Contrary to common misconceptions, you cannot get HIV by hugging, shaking hands, or kissing an infected person. For the virus to be transmitted, an infected fluid (blood, semen, vaginal fluid, or breast milk) needs to come into direct contact with another person’s blood. The virus must therefore have an entry point into a person’s bloodstream (i.e. an open wound, a cut, a burn, or another type of lesion).
The virus can be transmitted:
- Through unprotected sexual contact with an infected person (with or without symptoms), via:
- Vaginal penetration (penis penetrating the vagina)
- Anal penetration (penis penetrating the anus)
- Sharing sex toys
- Less frequently, by performing oral sex (fellatio or cunnilingus)
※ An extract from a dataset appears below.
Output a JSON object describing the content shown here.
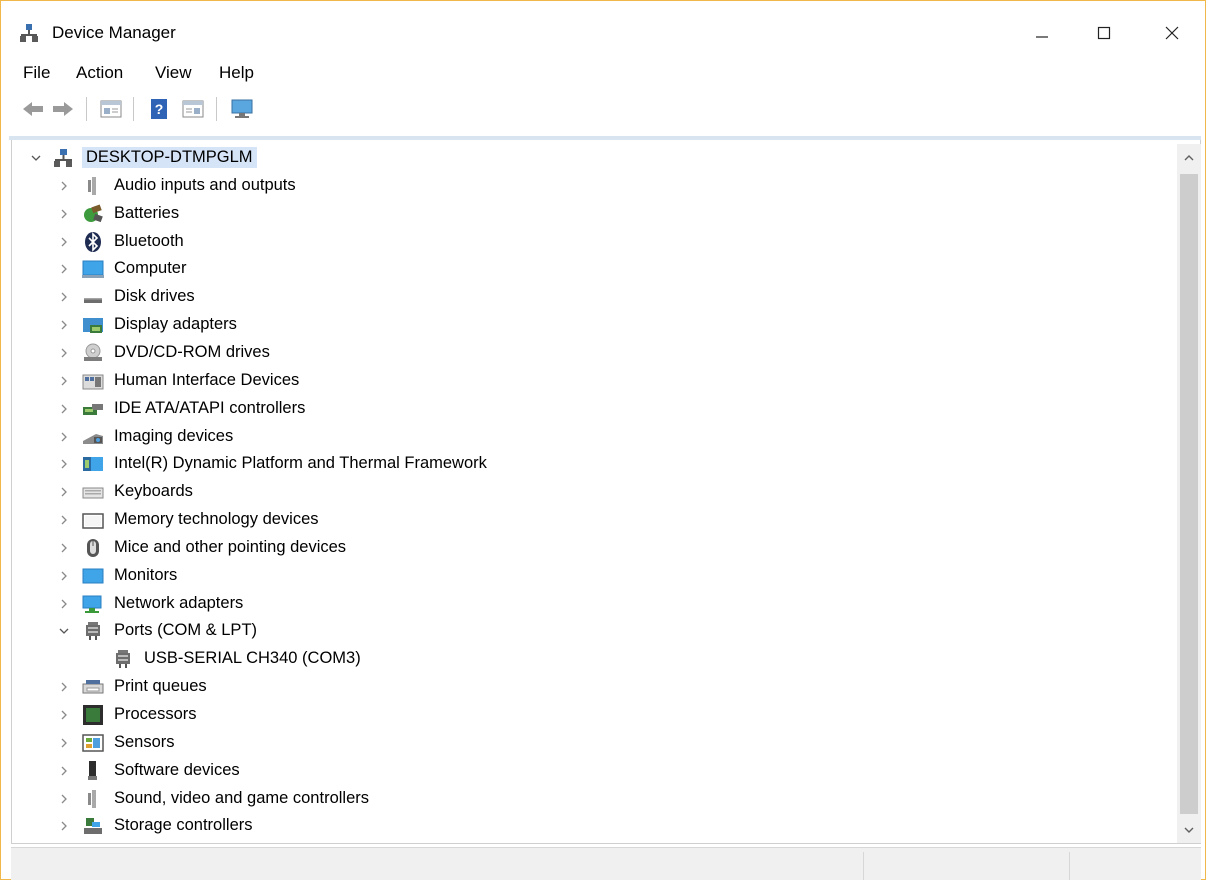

- By sharing drug inhalation or injection paraphernalia (straws, needles, pipes, etc.)
- A mother can pass the infection on to her baby during pregnancy, childbirth, or when breastfeeding.
The symptoms for HIV are similar to those of the flu and appear two to four weeks after contact with the virus. However, some people will have no symptoms for several years, meaning they can transmit HIV without knowing they are infected. According to the Public Health Agency of Canada, an infected person who has symptoms may see the following signs:
- Sore throat
- Muscle and joint pain
- Swollen lymph nodes in the neck, armpits, and groin
These symptoms go away on their own within 1 to 3 weeks, but the person is still infected with the virus.
When in doubt, contact Info-Santé (811) or get tested.
If left untreated, HIV can cause major health problems. Progression to AIDS can have serious health consequences and even lead to death.
Testing and treatment 🔍
Testing is done through a blood test that you can take three to four weeks after coming in contact with the virus. If you think you have been in contact with the virus, you should speak with a healthcare professional as soon as possible. Depending on your level of risk, you may be given post-exposure prophylaxis (PEP), which is to be taken within 72 hours of exposure in order to reduce your risk of contracting HIV.
There is currently no cure for HIV. However, there are medications that reduce the viral load (the amount of virus in the body) and prevent complications. When HIV is treated quickly by a healthcare professional, a person with the virus can live a long and healthy life. With the help of medication, they can even reduce their viral load to the point that they no longer risk transmitting the virus to sexual partners.
To avoid contracting or transmitting HIV, use a condom when engaging in vaginal or anal sex. Also avoid sharing sex toys and drug inhalation or injection paraphernalia. Ask your sexual partners if they have been tested recently.
If you have tested positive for HIV, you should tell your partners so that they can get tested and avoid passing it on to other people. Keep in mind that HIV weakens your immune system, which makes you more vulnerable to other STBBIs.